Soft-float version of Raspbian does not boot

别说谁变了你拦得住时间么 提交于 2019-12-03 08:54:56
TheDuke

Update: If you have a newer Raspberry Pi with Hynix memory then the older versions of Raspbian will not boot. Specifically you'll need at least the 2013-02-09 Debian 7 (Wheezy) build. See this post.

Now, the 2013-02-09 Wheezy build is a hard-float version, so you can't use that, but you can update the kernel image of your soft-float version which is actually independent of the Linux OS (I'm told that basically the GPU boots the Raspberry Pi, and it runs the ARM as a kind of co-processor). So, you can run rpi-update to update your kernel, and it should be all OK.

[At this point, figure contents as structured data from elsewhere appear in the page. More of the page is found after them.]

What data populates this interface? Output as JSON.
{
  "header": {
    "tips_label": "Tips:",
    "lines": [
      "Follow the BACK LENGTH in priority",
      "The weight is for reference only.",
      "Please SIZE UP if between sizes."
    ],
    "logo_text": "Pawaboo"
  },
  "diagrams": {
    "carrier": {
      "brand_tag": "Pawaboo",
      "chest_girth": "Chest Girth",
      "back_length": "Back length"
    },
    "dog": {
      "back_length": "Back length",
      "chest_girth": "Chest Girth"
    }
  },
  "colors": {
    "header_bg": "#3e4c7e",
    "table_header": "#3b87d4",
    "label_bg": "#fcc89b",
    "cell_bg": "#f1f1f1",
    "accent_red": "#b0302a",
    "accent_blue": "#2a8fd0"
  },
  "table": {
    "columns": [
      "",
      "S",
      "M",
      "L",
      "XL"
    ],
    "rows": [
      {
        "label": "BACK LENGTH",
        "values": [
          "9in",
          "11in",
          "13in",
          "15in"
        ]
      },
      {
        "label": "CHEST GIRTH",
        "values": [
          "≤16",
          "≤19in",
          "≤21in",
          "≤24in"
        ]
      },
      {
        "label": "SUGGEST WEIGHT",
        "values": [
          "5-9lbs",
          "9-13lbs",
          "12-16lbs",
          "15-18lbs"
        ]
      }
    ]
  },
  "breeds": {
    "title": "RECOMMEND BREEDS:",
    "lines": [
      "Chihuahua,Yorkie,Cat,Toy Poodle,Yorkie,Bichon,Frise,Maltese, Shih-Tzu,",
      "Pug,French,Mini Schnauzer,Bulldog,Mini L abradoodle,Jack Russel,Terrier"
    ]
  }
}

There's a bit of a catch-22 if you don't own any of the older Raspberry Pis that will boot the older images--how can you update the OS if the only Raspberry Pi you have is a newer one which won't boot? In your case it sounds like you have access to an older one, so you're OK. For those who don't, maybe someone will eventually post an updated soft-float version, but until then perhaps you can try the following. I haven't; it's just a theory, but at this point you don't have much to lose :-)

  1. Burn the latest Wheezy image (2012-02-09) to an extra SD card
  2. Mount this SD card on Windows
  3. Copy all the files except *gz ones which correspond to the Linux filesystem. Basically, all the boot images and configuration files
  4. Mount the SD card containing your soft-float image and overwrite the boot image files
  5. Hopefully have a beer to celebrate?

Previous post: Yes, I had this same problem. I don't know exactly what is wrong, but the start_elf image won't boot, at least with the recent set of Raspberry Pis. I can't believe Raspbian would release something that broken, so I suspect it works for some Raspberry Pis, but not others. What you need to do is:

  1. Burn the hard-float copy of Wheezy to an SD card. You're going to snatch off the boot image (which works) and copy it to the soft float one.
  2. Mount the SD card on a Windows machine. The boot partition is FAT, so you'll be able to see it. Look for the file start.elf. Copy it to your Windows machine.
  3. Burn the soft-float copy of Wheezy to an SD card and mount it on the Windows box.
  4. Replace it's start.elf with the copy from your hard-float one.
  5. Crack open a beer and enjoy.

See my related post.

Just image one card with hard-float(Raspbian “wheezy”), and the other with soft-float(Soft-float Debian “wheezy”). Plug both into a Windows PC and copy all files (you can see at all) from the hard-float onto the soft-float card, replacing existing ones.

Explanation: http://www.raspberrypi.org/archives/3534

P.S. You can, of course, copy those files to a temporary folder first, swap cards and then replace all files on the soft-float card with those in the temporary folder.

bootcode.bin
start.elf
fixup.dat

From Raspberry Pi SD card with this Soft-float Debian "wheezy" did not want to boot

John Scott

When you dd the image, make sure bs=1M...

After trying all the things in the other answers, it was finally the way to make it work on a latest Raspberry Pi out of the box. I've actually found this a good help with several Raspberry Pi applications/code.